UEA selalu mengedepankan bisnis, dan meskipun peningkatan digitalisasi membantu negara ini menjadi ekonomi digital yang lebih ramah, hal ini juga dapat meningkatkan potensi gangguan jika terjadi serangan yang berhasil, kata Jon Amato, direktur analis senior di Gartner dan ketua Konferensi Keamanan dan Risiko Gartner untuk Timur Tengah.

“Lihatlah contoh klasik serangan DDoS di Estonia – mereka mempunyai inisiatif transformasi digital yang sangat besar, dan bertahun-tahun yang lalu [pada tahun 2007], Rusia pada dasarnya mampu melumpuhkan serangan tersebut selama berbulan-bulan,” katanya. “Transformasi digital jelas merupakan bagian dari hal tersebut — hal ini tidak meningkatkan kemungkinan terjadinya hal seperti itu, namun jelas meningkatkan dampaknya jika hal tersebut terjadi.”

Keamanan Cloud-Native yang Lebih Banyak

Organisasi-organisasi di UEA perlu memastikan bahwa ketika layanan beralih ke cloud, keamanan siber juga ikut meningkat, kata Rich Davis, direktur strategi solusi untuk perusahaan keamanan cloud Netskope.

Organisasi-organisasi di Timur Tengah masih memiliki peralatan perangkat keras lama yang membuat peralihan ke transformasi digital cloud-native menjadi lebih menantang dan sulit untuk diamankan.

Instansi pemerintah dan perusahaan sektor swasta harus mengadopsi alat security-as-a-service (SaaS) dan infrastruktur-as-a-service (IaaS), dan model zero-trust secara keseluruhan, kata Davis.

“Transformasi keamanan ini memindahkan layanan keamanan dari lokasi terpusat agar sejalan dengan layanan baru yang dikerahkan organisasi untuk membantu transformasi digital mereka,” katanya. “Pergeseran utama yang kami amati adalah pergeseran filosofi dari model keamanan perimeter tradisional, ke model yang mengasumsikan data dan aplikasi ada di mana-mana dan karyawan dapat mengaksesnya dari mana saja.”

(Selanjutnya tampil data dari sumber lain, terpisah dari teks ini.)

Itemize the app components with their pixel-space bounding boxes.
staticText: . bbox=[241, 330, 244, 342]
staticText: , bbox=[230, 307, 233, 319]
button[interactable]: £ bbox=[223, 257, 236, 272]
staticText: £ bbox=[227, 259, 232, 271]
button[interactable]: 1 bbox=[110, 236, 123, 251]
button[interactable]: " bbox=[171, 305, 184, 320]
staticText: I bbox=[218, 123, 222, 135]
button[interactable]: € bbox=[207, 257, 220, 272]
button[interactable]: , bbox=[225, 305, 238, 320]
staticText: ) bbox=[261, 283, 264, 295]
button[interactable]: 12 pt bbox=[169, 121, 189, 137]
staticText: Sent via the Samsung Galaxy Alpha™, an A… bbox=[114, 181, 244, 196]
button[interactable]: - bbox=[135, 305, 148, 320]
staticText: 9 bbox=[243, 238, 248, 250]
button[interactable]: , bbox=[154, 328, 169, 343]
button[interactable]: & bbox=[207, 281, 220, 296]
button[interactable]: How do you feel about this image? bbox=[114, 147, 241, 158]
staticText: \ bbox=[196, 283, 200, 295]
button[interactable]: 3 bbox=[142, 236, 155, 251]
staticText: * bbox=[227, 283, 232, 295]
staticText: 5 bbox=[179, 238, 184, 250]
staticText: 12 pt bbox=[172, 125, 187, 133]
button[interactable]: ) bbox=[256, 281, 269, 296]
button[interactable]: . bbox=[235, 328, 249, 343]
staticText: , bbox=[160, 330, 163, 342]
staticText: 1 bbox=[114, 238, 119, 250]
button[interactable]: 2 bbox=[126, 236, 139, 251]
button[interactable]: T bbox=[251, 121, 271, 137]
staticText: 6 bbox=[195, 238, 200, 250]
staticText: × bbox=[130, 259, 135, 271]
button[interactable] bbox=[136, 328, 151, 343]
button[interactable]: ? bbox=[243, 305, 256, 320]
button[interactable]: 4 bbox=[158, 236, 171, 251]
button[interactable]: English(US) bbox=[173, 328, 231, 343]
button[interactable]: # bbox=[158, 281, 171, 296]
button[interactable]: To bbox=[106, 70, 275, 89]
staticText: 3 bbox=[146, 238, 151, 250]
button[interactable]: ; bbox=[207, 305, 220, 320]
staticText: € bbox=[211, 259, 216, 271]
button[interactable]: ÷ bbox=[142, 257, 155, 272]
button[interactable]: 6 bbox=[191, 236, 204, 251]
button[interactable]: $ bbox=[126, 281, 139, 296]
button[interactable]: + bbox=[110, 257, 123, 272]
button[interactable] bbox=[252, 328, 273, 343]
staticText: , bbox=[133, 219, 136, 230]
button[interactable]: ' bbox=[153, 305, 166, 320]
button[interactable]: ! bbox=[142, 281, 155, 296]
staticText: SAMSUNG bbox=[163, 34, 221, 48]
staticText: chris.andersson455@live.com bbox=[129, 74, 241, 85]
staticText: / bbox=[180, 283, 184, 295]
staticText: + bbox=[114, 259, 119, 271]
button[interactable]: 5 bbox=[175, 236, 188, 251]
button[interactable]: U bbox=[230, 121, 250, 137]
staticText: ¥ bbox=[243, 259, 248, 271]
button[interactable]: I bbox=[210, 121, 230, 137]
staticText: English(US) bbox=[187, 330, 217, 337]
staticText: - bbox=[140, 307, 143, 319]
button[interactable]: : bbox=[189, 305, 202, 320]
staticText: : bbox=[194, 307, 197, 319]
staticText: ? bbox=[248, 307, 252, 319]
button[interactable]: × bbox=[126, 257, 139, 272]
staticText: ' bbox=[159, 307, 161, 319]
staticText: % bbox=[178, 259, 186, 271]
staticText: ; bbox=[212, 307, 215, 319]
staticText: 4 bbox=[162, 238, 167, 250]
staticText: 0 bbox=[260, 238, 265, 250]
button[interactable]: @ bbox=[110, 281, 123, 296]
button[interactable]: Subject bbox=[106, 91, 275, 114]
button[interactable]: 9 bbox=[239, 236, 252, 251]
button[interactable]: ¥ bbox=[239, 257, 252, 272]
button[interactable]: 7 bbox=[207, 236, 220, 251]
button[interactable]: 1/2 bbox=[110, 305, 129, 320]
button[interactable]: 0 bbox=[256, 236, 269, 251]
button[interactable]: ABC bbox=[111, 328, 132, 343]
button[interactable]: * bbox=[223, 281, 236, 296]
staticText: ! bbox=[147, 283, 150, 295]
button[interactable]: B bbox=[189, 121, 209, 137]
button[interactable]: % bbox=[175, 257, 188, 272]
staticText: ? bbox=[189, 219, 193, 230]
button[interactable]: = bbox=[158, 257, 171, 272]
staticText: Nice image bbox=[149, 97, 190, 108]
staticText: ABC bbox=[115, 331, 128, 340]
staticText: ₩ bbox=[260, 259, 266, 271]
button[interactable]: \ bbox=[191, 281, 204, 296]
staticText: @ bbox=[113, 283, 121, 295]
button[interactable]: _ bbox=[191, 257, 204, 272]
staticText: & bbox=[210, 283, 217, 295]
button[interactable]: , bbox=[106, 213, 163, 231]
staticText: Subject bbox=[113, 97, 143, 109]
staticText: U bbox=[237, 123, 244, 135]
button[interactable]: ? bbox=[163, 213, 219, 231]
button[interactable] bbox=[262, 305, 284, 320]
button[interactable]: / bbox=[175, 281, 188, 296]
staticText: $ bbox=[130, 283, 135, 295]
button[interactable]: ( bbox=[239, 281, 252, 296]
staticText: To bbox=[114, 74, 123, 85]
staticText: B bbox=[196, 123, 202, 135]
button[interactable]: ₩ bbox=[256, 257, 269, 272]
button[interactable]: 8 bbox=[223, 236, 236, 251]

Kurangnya profesional keamanan siber juga membatasi kemampuan negara ini untuk mengelola keamanan layanan cloud dan aset digitalnya, sebuah masalah yang tidak hanya terjadi di Timur Tengah, kata Amato dari Gartner.

“Di mana Anda bisa menemukan orang yang cukup terampil untuk merencanakan hal ini? Bagaimana cara mengoperasikannya?” dia berkata. “Menemukan orang akan selalu menjadi masalah terbesar yang kami lihat dalam hal keamanan di Uni Emirat Arab, dan di tempat lain mana pun di dunia.”